No. You can't compute it. $$\int_0^1{F(x)dx}$$ should appear as part of your answer.

 

[IntegrateMe]

$$G(x) = 1 + \int_1^xF(s)ds$$ ?

 

[Dick]

$$G(x) = 1 + \int_1^xF(s)ds$$ ?

Good job. Why the '?'

 

[IntegrateMe]

I wasn't sure of the limits of integration. They were kind of unjustified.

 

[Dick]

I wasn't sure of the limits of integration. They were kind of unjustified.

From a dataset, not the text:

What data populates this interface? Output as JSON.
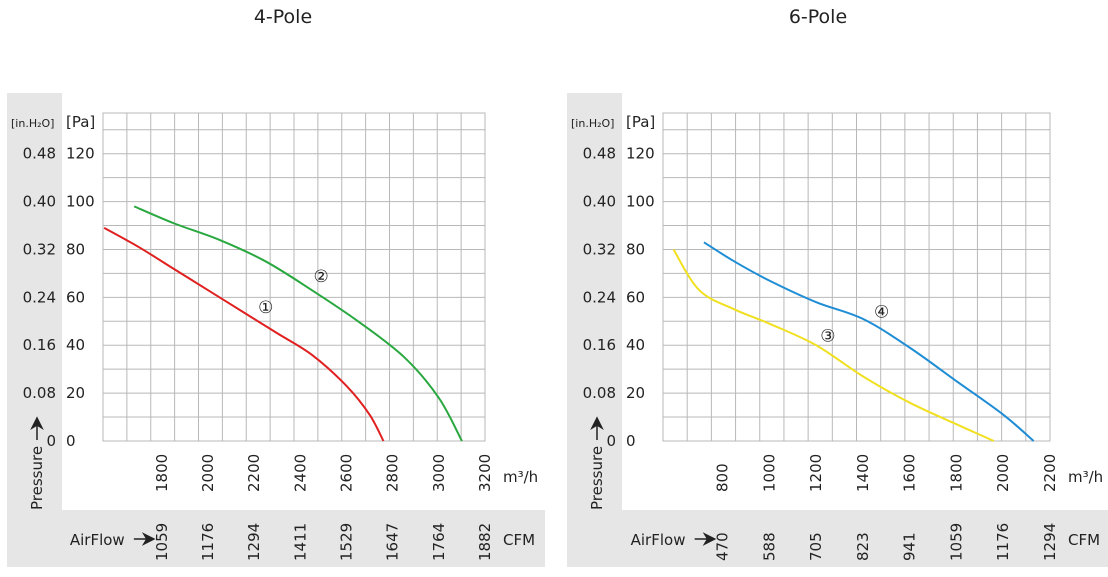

If you'd followed the line I was suggesting you should have found $$C=1-\int_0^1{F(s)ds}$$

Can you justify the bounds using that?

 

[IntegrateMe]

The F(x) was making it confusing.

 

[Dick]

The F(x) was making it confusing.

Maybe. If one of the limits of integration is x you shouldn't write the integral dx. Since the integration variable is a dummy you should use something besides x, like s. Makes life less confusing.

 

[IntegrateMe]

Can you explain why C would allow you to justify the bounds.

 

[Dick]

The integral from 0 to x of F minus the integral from 0 to 1 of F equals the integral from 1 to x of F.